In the following years, Sri Lanka CERT|CC worked with multiple sectors including telecommunications, education and defence to establish sector-based Computer Security Incident Response Teams (CSIRTs).
“The first CSIRT we set up was for the banks,” he says. “That CSIRT had two objectives. The first was to ensure all the banks shared threat intelligence information on a 24/7 basis. So, if one bank was compromised, they would share this information with the others to ensure they could all take necessary precautions to protect their systems. This information was anonymously shared because banks don’t want to publicize information that could alarm their customers and shareholders, causing reputational damage.
“The other objective was to establish a base-line security standard, which the central bank audits each year.”
Lal says empowering sectors to take responsibility for their cybersecurity has taken the onus off Sri Lanka CERT|CC to be the sole digital defender for Sri Lanka. It is a model they have sought to establish among government departments as well.
“We want to be enablers. We only have enough resources to employ 15 staff, so we have to develop awareness and capacity, and allow it to grow organically, which it has done. The .lk domain registry set up their own CERT (Tech CERT) and a number of other private companies have set up cybersecurity businesses,” he says.
“We encourage their establishment and existence as it means there is more awareness and resources available.”
Building awareness is key to becoming ready for attacks
Awareness building has become a primary focus for Sri Lanka CERT|CC in recent years and largely stems from the change the team has imposed on the ‘R’ in CERT.
“We now call ourselves the Computer Emergency Readiness Team as opposed to a Computer Emergency Response Team. We’d prefer to be ready for emergency situations rather than responding to them,” says Lal.
“Every time someone comes to us with an incident we say ‘ok, we will fix the problem and here’s the information you need to make sure it won’t happen again’.”
Sri Lanka CERT|CC also run several national awareness programs including an annual Cyber Security Week, which was started in 2008.

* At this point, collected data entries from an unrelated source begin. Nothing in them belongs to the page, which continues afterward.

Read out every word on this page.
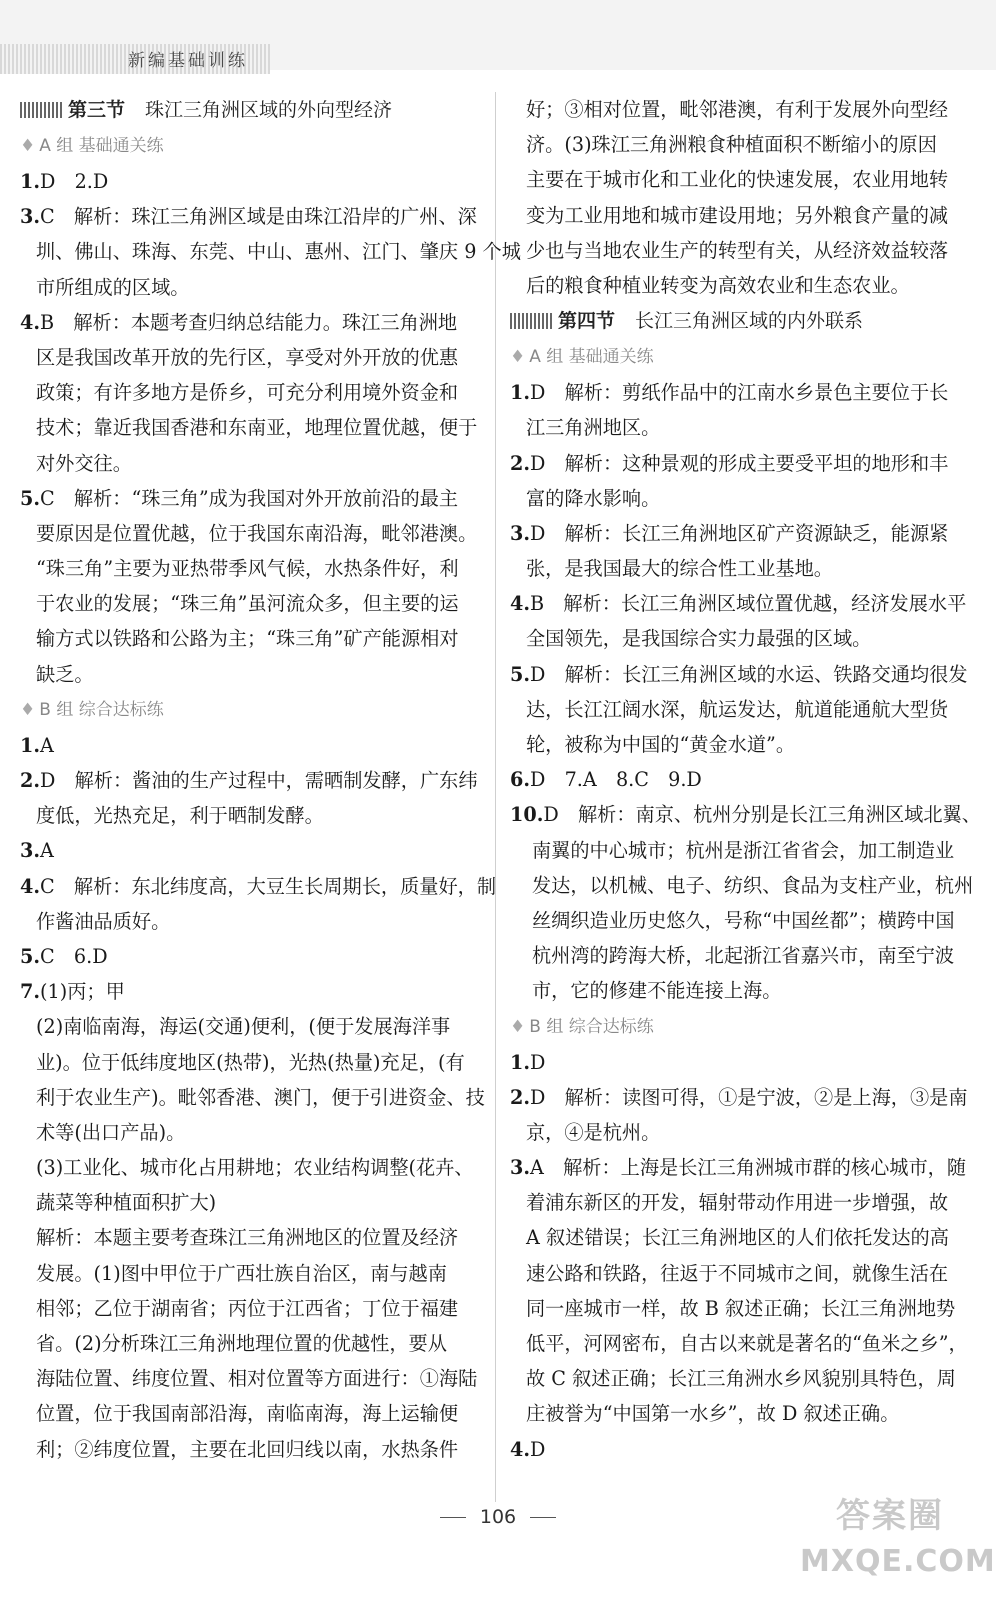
新编基础训练
第三节 珠江三角洲区域的外向型经济
♦ A 组 基础通关练
1.D　2.D
3.C　解析：珠江三角洲区域是由珠江沿岸的广州、深
圳、佛山、珠海、东莞、中山、惠州、江门、肇庆 9 个城
市所组成的区域。
4.B　解析：本题考查归纳总结能力。珠江三角洲地
区是我国改革开放的先行区，享受对外开放的优惠
政策；有许多地方是侨乡，可充分利用境外资金和
技术；靠近我国香港和东南亚，地理位置优越，便于
对外交往。
5.C　解析：“珠三角”成为我国对外开放前沿的最主
要原因是位置优越，位于我国东南沿海，毗邻港澳。
“珠三角”主要为亚热带季风气候，水热条件好，利
于农业的发展；“珠三角”虽河流众多，但主要的运
输方式以铁路和公路为主；“珠三角”矿产能源相对
缺乏。
♦ B 组 综合达标练
1.A
2.D　解析：酱油的生产过程中，需晒制发酵，广东纬
度低，光热充足，利于晒制发酵。
3.A
4.C　解析：东北纬度高，大豆生长周期长，质量好，制
作酱油品质好。
5.C　6.D
7.(1)丙；甲
(2)南临南海，海运(交通)便利，(便于发展海洋事
业)。位于低纬度地区(热带)，光热(热量)充足，(有
利于农业生产)。毗邻香港、澳门，便于引进资金、技
术等(出口产品)。
(3)工业化、城市化占用耕地；农业结构调整(花卉、
蔬菜等种植面积扩大)
解析：本题主要考查珠江三角洲地区的位置及经济
发展。(1)图中甲位于广西壮族自治区，南与越南
相邻；乙位于湖南省；丙位于江西省；丁位于福建
省。(2)分析珠江三角洲地理位置的优越性，要从
海陆位置、纬度位置、相对位置等方面进行：①海陆
位置，位于我国南部沿海，南临南海，海上运输便
利；②纬度位置，主要在北回归线以南，水热条件
好；③相对位置，毗邻港澳，有利于发展外向型经
济。(3)珠江三角洲粮食种植面积不断缩小的原因
主要在于城市化和工业化的快速发展，农业用地转
变为工业用地和城市建设用地；另外粮食产量的减
少也与当地农业生产的转型有关，从经济效益较落
后的粮食种植业转变为高效农业和生态农业。
第四节 长江三角洲区域的内外联系
♦ A 组 基础通关练
1.D　解析：剪纸作品中的江南水乡景色主要位于长
江三角洲地区。
2.D　解析：这种景观的形成主要受平坦的地形和丰
富的降水影响。
3.D　解析：长江三角洲地区矿产资源缺乏，能源紧
张，是我国最大的综合性工业基地。
4.B　解析：长江三角洲区域位置优越，经济发展水平
全国领先，是我国综合实力最强的区域。
5.D　解析：长江三角洲区域的水运、铁路交通均很发
达，长江江阔水深，航运发达，航道能通航大型货
轮，被称为中国的“黄金水道”。
6.D　7.A　8.C　9.D
10.D　解析：南京、杭州分别是长江三角洲区域北翼、
南翼的中心城市；杭州是浙江省省会，加工制造业
发达，以机械、电子、纺织、食品为支柱产业，杭州
丝绸织造业历史悠久，号称“中国丝都”；横跨中国
杭州湾的跨海大桥，北起浙江省嘉兴市，南至宁波
市，它的修建不能连接上海。
♦ B 组 综合达标练
1.D
2.D　解析：读图可得，①是宁波，②是上海，③是南
京，④是杭州。
3.A　解析：上海是长江三角洲城市群的核心城市，随
着浦东新区的开发，辐射带动作用进一步增强，故
A 叙述错误；长江三角洲地区的人们依托发达的高
速公路和铁路，往返于不同城市之间，就像生活在
同一座城市一样，故 B 叙述正确；长江三角洲地势
低平，河网密布，自古以来就是著名的“鱼米之乡”，
故 C 叙述正确；长江三角洲水乡风貌别具特色，周
庄被誉为“中国第一水乡”，故 D 叙述正确。
4.D
106	答案圈
MXQE.COM
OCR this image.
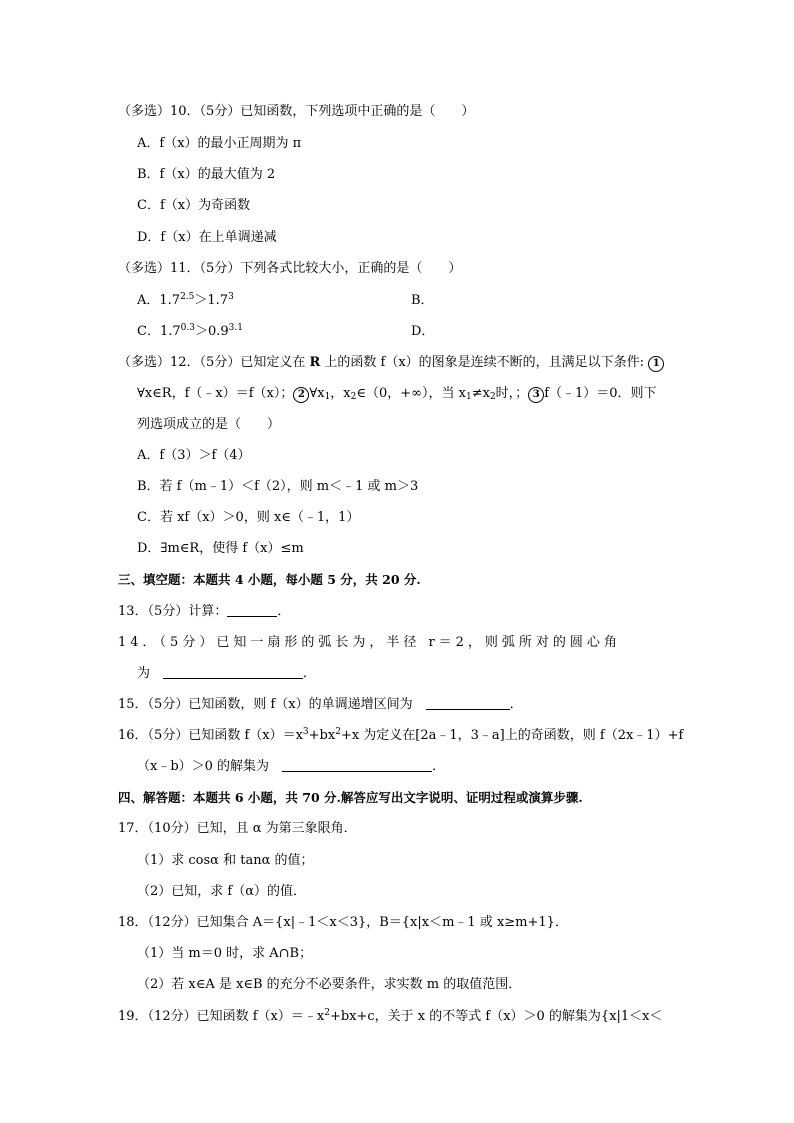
（多选）10．（5分）已知函数，下列选项中正确的是（　　）
A．f（x）的最小正周期为 π
B．f（x）的最大值为 2
C．f（x）为奇函数
D．f（x）在上单调递减
（多选）11．（5分）下列各式比较大小，正确的是（　　）
A．$1.7^{2.5}>1.7^3$	B．
C．$1.7^{0.3}>0.9^{3.1}$	D．
（多选）12．（5分）已知定义在 R 上的函数 f（x）的图象是连续不断的，且满足以下条件: 1
∀x∈R，f（﹣x）＝f（x）； 2 $\forall x_1$，$x_2\in(0$，+∞），当 $x_1\ne x_2$时，； 3 f（﹣1）＝0．则下
列选项成立的是（　　）
A．f（3）＞f（4）
B．若 f（m﹣1）＜f（2），则 m＜﹣1 或 m＞3
C．若 xf（x）＞0，则 x∈（﹣1，1）
D．∃m∈R，使得 f（x）≤m
三、填空题：本题共 4 小题，每小题 5 分，共 20 分.
13．（5分）计算：	．
14．（5分）已知一扇形的弧长为，半径 r＝2，则弧所对的圆心角
为　	．
15．（5分）已知函数，则 f（x）的单调递增区间为　	．
16．（5分）已知函数 $f(x)=x^3+bx^2+x$ 为定义在[2a﹣1，3﹣a]上的奇函数，则 f（2x﹣1）+f
（x﹣b）＞0 的解集为　	．
四、解答题：本题共 6 小题，共 70 分.解答应写出文字说明、证明过程或演算步骤.
17．（10分）已知，且 α 为第三象限角．
（1）求 cosα 和 tanα 的值；
（2）已知，求 f（α）的值．
18．（12分）已知集合 A＝{x|﹣1＜x＜3}，B＝{x|x＜m﹣1 或 x≥m+1}．
（1）当 m＝0 时，求 A∩B；
（2）若 x∈A 是 x∈B 的充分不必要条件，求实数 m 的取值范围．
19．（12分）已知函数 $f(x)=﹣x^2+bx+c$，关于 x 的不等式 f（x）＞0 的解集为{x|1＜x＜
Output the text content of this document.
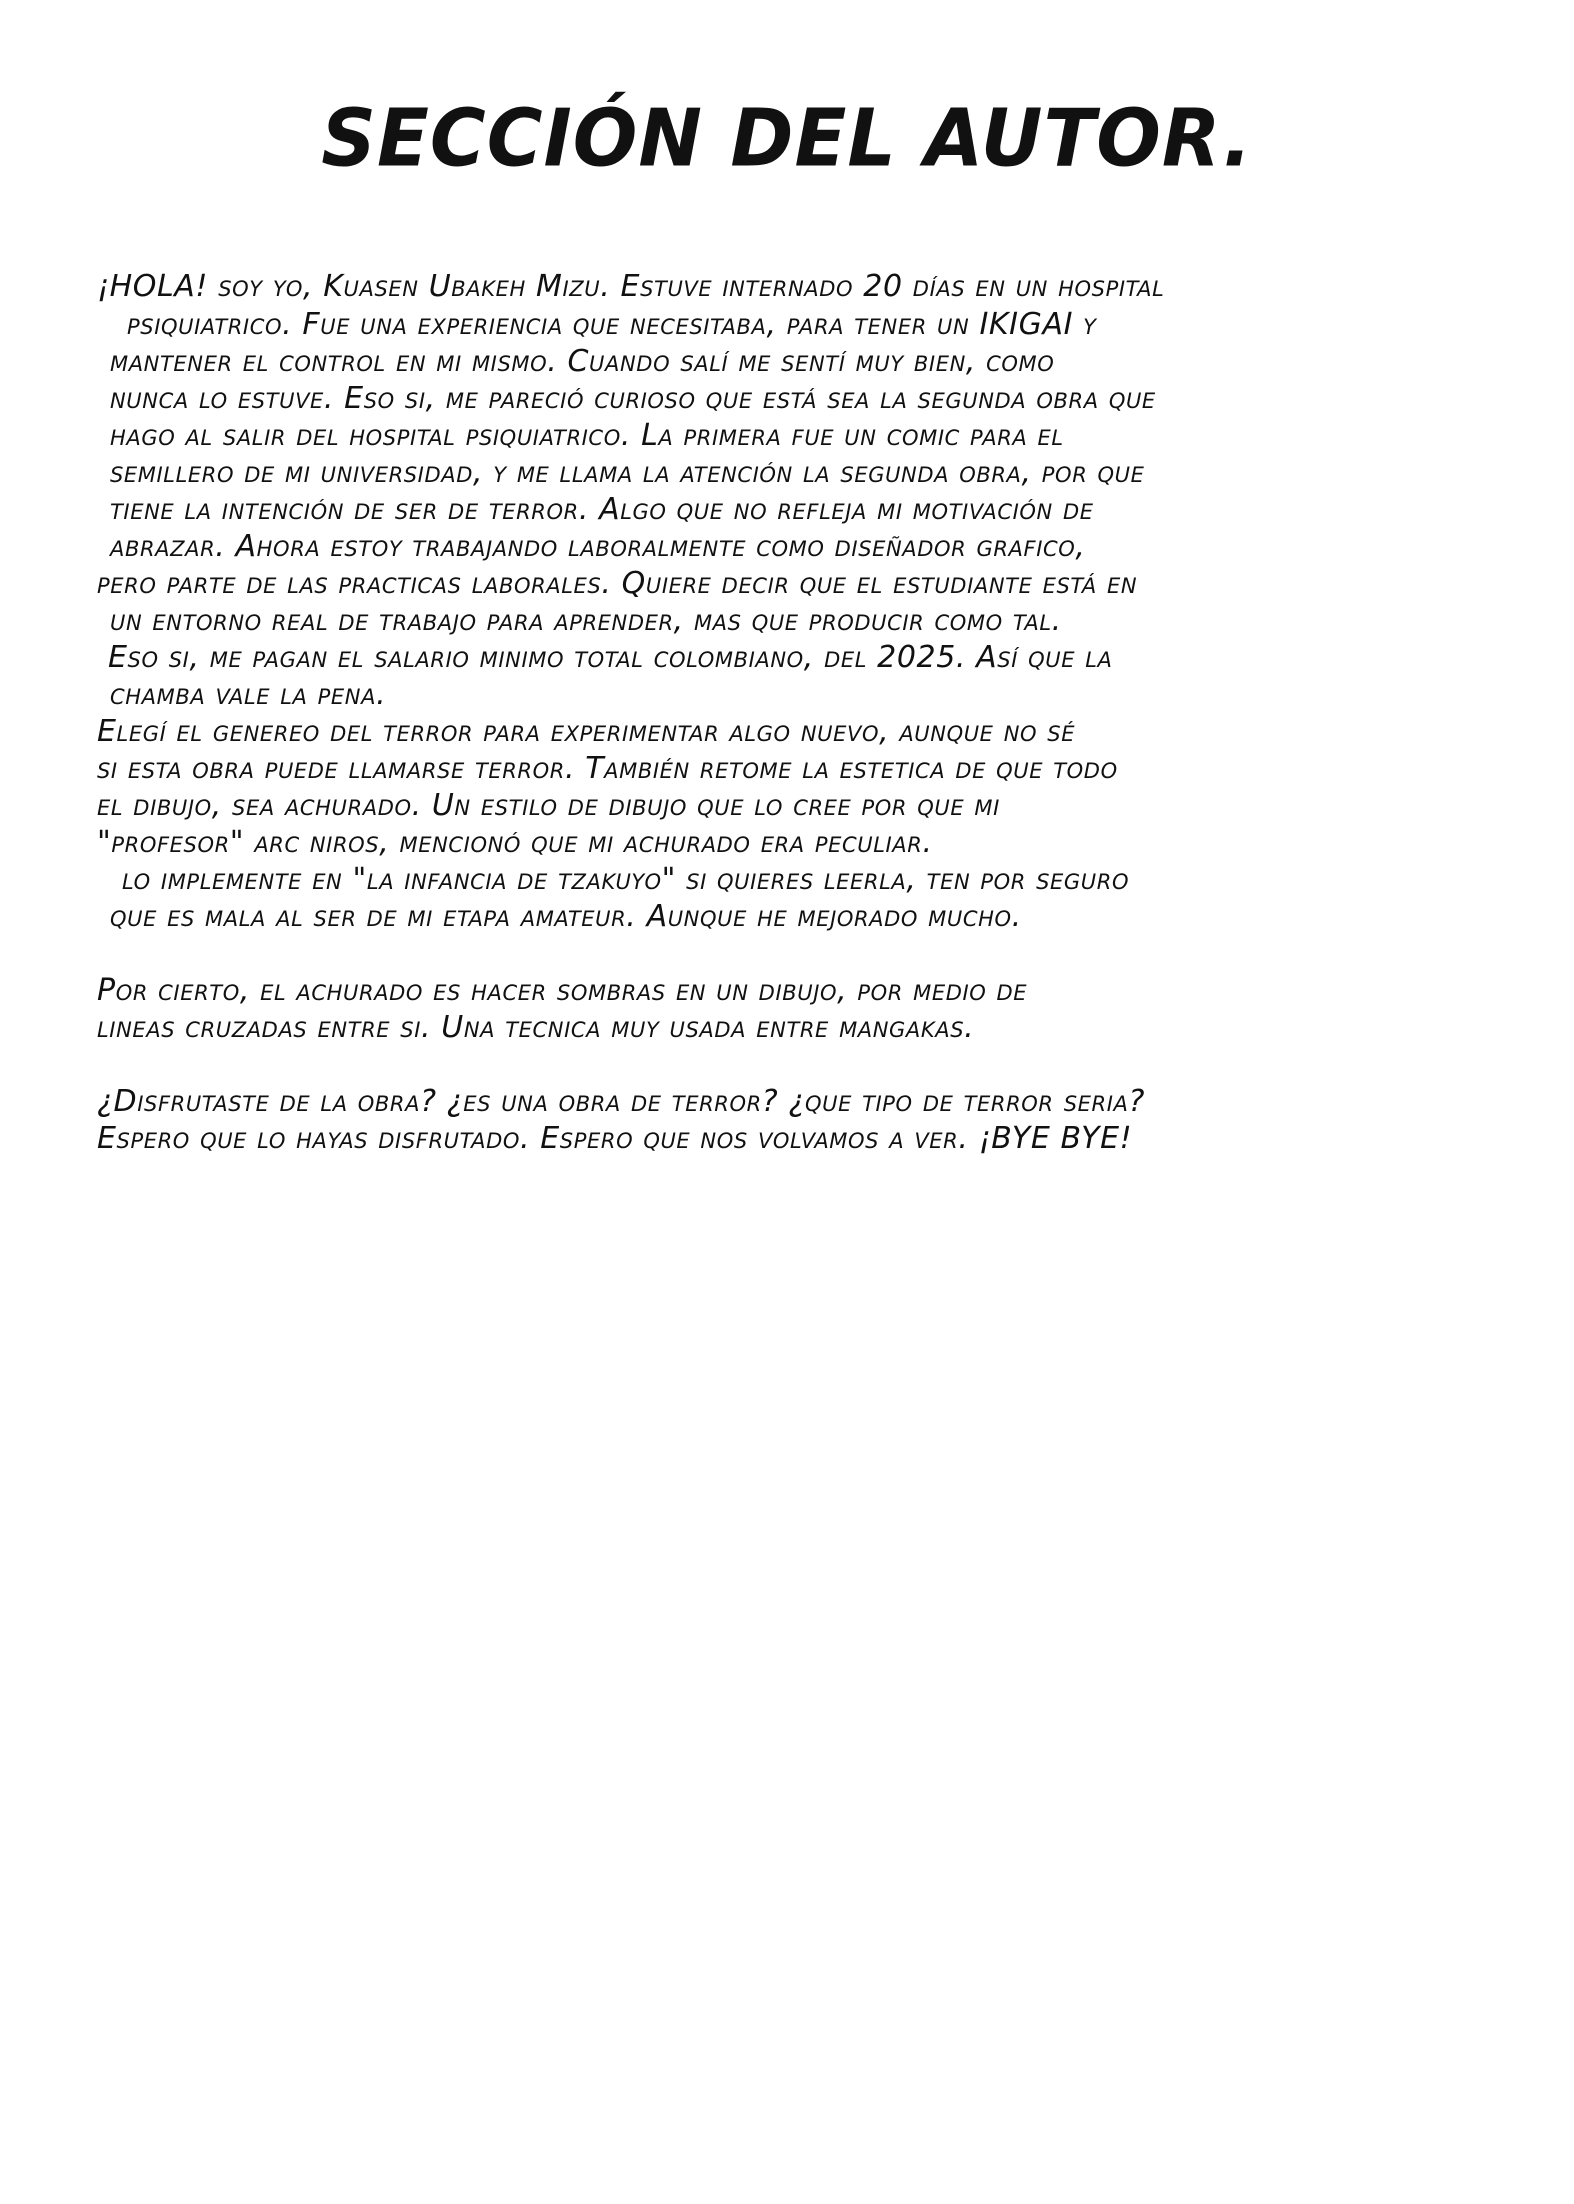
SECCIÓN DEL AUTOR.
¡HOLA! soy yo, Kuasen Ubakeh Mizu. Estuve internado 20 días en un hospital
psiquiatrico. Fue una experiencia que necesitaba, para tener un IKIGAI y
mantener el control en mi mismo. Cuando salí me sentí muy bien, como
nunca lo estuve. Eso si, me pareció curioso que está sea la segunda obra que
hago al salir del hospital psiquiatrico. La primera fue un comic para el
semillero de mi universidad, y me llama la atención la segunda obra, por que
tiene la intención de ser de terror. Algo que no refleja mi motivación de
abrazar. Ahora estoy trabajando laboralmente como diseñador grafico,
pero parte de las practicas laborales. Quiere decir que el estudiante está en
un entorno real de trabajo para aprender, mas que producir como tal.
Eso si, me pagan el salario minimo total colombiano, del 2025. Así que la
chamba vale la pena.
Elegí el genereo del terror para experimentar algo nuevo, aunque no sé
si esta obra puede llamarse terror. También retome la estetica de que todo
el dibujo, sea achurado. Un estilo de dibujo que lo cree por que mi
"profesor" arc niros, mencionó que mi achurado era peculiar.
lo implemente en "la infancia de tzakuyo" si quieres leerla, ten por seguro
que es mala al ser de mi etapa amateur. Aunque he mejorado mucho.
Por cierto, el achurado es hacer sombras en un dibujo, por medio de
lineas cruzadas entre si. Una tecnica muy usada entre mangakas.
¿Disfrutaste de la obra? ¿es una obra de terror? ¿que tipo de terror seria?
Espero que lo hayas disfrutado. Espero que nos volvamos a ver. ¡BYE BYE!
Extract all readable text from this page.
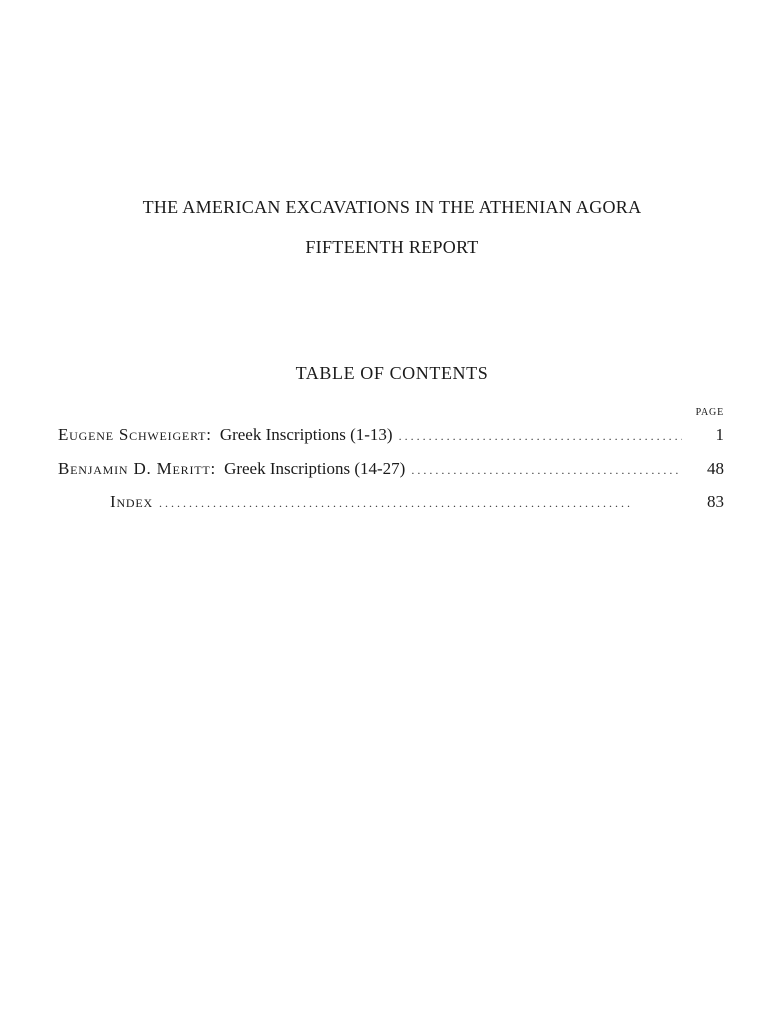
THE AMERICAN EXCAVATIONS IN THE ATHENIAN AGORA
FIFTEENTH REPORT
TABLE OF CONTENTS
PAGE
Eugene Schweigert: Greek Inscriptions (1-13) . . .	1
Benjamin D. Meritt: Greek Inscriptions (14-27) . . .	48
Index . . .	83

“We are continually running workshops, hackathons, and challenges for schools and the corporate sector. Educating young people has become more important with the rise of social media; we run a call centre that answers 50-100 calls per day and the majority of the complaints are about social media issues,” Lal says.
“We also work very closely with law enforcement and the judicial system. ICTA has a Director/Legal Advisor who serves on our Board of Directors and he regularly runs workshops with judges and we are helping the police force establish a computer crimes unit in every police station across the country.
“Most CERTs in the world don’t offer this range of services but we’ve gone beyond the traditional concept of a CERT to become a truly national Centre for Cybersecurity.”
Not resting on their laurels, Lal says Sri Lanka CERT|CC are continuing to look at ways to increase their impact. They recently became signatories of the Budapest Convention on Cybercrime (the first country in the South Asia region to do so) and are working closely with ICTA to establish a National Security Operations Centre (N-SOC) in the next 12 months.
They are also sharing their lessons with other developing economies in the region, including Tonga CERT, which credits Sri Lanka CERT|CC for helping them become the first Pacific economy to launch a national CERT.
“Ultimately cybercrime is borderless, and unless we all play our part and help each other out by sharing our experience and tech intelligence, we’ll forever be playing catch-up.”